Cabinet approves Panpaper revival

What you need to know:

  • Ministers approve new plan to re-open troubled paper miller

The Cabinet on Tuesday approved a plan to revive troubled Pan Paper Mills, Kenya’s only paper-manufacturing firm and East Africa’s largest.

Details of the plan remain sketchy, but the approval will be met with joy by the 1,600 workers who have been idle since the factory collapsed last year.

Webuye MP Alfred Sambu, who has been among leaders pleading with the government to revive the factory, told the Nation on Tuesday this move is a giant step towards the firm’s full revival.

“I am happy with it, and we can now move ahead and have everything back to normal,” he said in a brief telephone interview.

Pan Paper was closed in March, last year, under a mountain of debt, with its 1,600 permanent and 30,000 casual workers being sent home, the latter with 30 per cent pay.
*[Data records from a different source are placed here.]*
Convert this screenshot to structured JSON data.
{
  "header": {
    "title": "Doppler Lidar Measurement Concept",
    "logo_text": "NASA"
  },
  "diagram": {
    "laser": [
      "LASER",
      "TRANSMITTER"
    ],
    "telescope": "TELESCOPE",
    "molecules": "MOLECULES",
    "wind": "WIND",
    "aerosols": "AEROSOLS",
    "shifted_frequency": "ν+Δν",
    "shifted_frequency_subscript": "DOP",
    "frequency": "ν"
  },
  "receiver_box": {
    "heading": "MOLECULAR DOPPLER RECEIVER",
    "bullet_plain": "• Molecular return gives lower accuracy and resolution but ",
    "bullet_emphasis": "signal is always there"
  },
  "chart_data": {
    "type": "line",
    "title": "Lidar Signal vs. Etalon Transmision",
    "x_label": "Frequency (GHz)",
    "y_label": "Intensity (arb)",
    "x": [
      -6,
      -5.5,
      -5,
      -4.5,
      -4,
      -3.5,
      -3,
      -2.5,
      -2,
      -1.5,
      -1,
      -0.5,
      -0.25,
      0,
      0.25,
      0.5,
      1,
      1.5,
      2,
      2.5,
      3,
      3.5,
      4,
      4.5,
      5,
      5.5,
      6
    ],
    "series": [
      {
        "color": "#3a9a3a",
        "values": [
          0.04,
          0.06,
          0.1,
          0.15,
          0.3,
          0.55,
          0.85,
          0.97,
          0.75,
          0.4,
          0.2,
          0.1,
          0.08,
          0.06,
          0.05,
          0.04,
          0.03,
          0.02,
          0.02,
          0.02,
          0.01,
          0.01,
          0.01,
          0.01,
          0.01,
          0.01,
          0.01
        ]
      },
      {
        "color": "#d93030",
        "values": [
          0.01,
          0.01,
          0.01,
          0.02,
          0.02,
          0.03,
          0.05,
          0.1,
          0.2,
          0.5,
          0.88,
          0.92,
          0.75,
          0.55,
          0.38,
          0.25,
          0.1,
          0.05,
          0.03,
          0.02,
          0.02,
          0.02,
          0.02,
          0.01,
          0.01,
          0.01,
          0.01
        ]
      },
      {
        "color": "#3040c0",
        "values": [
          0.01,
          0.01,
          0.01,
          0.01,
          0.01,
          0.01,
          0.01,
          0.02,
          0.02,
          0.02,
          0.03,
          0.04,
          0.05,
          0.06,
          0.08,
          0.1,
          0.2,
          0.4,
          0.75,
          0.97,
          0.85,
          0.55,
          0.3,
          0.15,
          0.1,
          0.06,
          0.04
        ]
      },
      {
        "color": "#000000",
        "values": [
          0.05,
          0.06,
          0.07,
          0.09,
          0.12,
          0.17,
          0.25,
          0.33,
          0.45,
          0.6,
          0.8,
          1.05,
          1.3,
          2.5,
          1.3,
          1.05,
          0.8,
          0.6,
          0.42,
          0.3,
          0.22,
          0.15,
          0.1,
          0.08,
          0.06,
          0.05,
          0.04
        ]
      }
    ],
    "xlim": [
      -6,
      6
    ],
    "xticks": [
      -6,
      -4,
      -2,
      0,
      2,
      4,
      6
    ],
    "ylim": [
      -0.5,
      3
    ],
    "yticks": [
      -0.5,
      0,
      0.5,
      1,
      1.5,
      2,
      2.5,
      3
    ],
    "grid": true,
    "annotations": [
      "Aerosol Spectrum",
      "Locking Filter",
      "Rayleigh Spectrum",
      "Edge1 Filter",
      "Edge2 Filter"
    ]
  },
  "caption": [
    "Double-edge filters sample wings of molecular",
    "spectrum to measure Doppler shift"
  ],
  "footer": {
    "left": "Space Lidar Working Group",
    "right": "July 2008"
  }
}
The electricity had also been disconnected due to a Sh209 million bill, but it has now been reconnected, and the firm is “selectively manufacturing” some paper, Mr Sambu said.

The cabinet last year passed a resolution on the plant’s reopening, but nothing seemed to have come of it by the end of the year.

In August, last year, the Kakamega-based Masinde Muliro University asked to be allowed to revive the company, but the proposal was rejected on the ground that the institution was yet to come up with a business plan for turning the plant around.

When it closed its doors, the firm needed about Sh2.2 billion for its revival, and Mr Sambu said he and his colleagues had asked for Sh1.6 billion.

But Treasury allocated Sh500 million during the reading of this financial year’s budget. The government would be expected to inject some Sh1.1 billion.

Mr Sambu said only three parts of the plant are working, the fourth having been vandalised. The money, he added, would be used to buy spares and have it working again soon.

“We are moving, and hope all will be well so we can invite the president to open it officially, hopefully next month,” he pointed out.

He said about 500 employees are back, most of them managers.

The first cabinet meeting in two and a half months also approved the ratification of the East African Community Common Market agreement.

The Kenyan cabinet is the second in the region to do so after Tanzania’s.